Display session, Tuesday, June 09
Atlas Ballroom,

[34.03] Holographic Measurement and Adjustment of the Heinrich Hertz Telescope's Primary

W. L. Peters, R. H. Hayward, D. S. Ashby, H. M. Butner, J. P. Casas, R. S. Esterline, P. D. Gensheimer, E. W. Holmberg, D. Muders, D. E. Officer, S. R. Platt, R. J. Stupak, T. L. Wilson (Submillimeter Telescope Obs.)

The Heinrich Hertz Telescope of the Submillimeter Telescope Observatory was built and is operated as a collaborative project of the Max-Planck-Institut für Radioastronomie and the University of Arizona's Steward Observatory.

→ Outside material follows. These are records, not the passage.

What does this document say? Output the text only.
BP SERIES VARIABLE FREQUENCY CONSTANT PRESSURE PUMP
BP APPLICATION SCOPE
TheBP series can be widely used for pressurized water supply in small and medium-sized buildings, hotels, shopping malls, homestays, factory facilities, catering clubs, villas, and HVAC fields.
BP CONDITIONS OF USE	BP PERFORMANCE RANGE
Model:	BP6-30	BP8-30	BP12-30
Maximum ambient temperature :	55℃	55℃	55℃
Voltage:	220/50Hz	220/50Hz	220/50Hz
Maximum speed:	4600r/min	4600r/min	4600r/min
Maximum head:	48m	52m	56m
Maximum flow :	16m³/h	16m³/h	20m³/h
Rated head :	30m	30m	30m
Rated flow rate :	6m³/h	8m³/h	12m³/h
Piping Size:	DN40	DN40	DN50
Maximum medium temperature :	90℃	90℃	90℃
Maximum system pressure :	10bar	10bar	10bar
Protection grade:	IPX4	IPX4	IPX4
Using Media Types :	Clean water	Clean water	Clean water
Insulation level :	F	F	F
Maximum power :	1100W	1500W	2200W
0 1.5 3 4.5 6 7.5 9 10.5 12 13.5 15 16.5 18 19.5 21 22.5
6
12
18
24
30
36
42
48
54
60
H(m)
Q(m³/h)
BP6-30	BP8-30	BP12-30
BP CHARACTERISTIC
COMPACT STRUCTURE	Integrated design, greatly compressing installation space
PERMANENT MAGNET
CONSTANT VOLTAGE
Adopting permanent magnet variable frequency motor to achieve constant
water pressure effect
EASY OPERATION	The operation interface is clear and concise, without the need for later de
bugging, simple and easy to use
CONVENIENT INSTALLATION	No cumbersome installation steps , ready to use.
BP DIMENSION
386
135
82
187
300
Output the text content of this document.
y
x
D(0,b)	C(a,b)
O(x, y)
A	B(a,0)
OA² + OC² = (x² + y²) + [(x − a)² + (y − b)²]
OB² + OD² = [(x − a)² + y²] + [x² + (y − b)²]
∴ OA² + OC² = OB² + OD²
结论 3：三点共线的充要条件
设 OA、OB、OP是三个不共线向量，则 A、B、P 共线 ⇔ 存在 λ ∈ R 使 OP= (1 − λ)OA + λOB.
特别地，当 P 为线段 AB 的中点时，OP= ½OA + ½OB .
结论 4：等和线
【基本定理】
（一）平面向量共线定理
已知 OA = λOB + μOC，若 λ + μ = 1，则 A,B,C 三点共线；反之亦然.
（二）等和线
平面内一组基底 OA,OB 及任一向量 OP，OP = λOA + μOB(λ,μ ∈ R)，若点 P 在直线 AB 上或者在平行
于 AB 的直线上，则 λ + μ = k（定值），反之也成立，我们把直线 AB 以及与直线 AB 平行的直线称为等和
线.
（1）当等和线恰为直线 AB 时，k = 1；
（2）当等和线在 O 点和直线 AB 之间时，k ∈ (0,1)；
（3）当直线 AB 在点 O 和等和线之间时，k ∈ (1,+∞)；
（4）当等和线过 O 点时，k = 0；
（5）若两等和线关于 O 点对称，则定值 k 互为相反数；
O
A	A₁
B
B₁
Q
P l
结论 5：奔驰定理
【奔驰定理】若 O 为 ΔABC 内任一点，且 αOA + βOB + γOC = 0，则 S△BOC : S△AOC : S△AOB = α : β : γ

It is a 10 m diameter telescope sited at an elevation of 3200 m on Mt Graham, Arizona. For holography measurements, the subreflector is removed and a receiver on loan from NRAO is installed at the prime focus. The prime focus signal is phase referenced with a lens/horn combination pointed directly at the transmitter. The two IF signals are sampled with a digital signal processor which then calculates the relative phases and amplitudes numerically.

The surface was previously adjusted in Feb 1995 using the 38 GHz beacon of the Lincoln Labs Experimental Satellite #8 (LES-8). At that time the surface was set to an accuracy of about 25 microns rms in the outer ring of panels and to about 20 in the two inner rings. In mid 1995, the beacon on the twenty year old LES-8 satellite failed. A similar satellite, LES-9, has a beacon which transmits at 37 GHz. LES-9's beacon still works, although its 20 year old power plant can no longer operate it simultaneously with its wide band transponder, which is needed for its primary mission as a communications satellite. Although this satellite is in greater demand than was LES-8, the US Air Force (which controls the usage of this satellite) generously assigned us over 20 6-hour blocks of time. The latest adjustments result in a surface with rms errors in the range 16-18 microns over the entire surface. We believe that this is the most accurate setting of a large radio telescope's surface ever done via holography.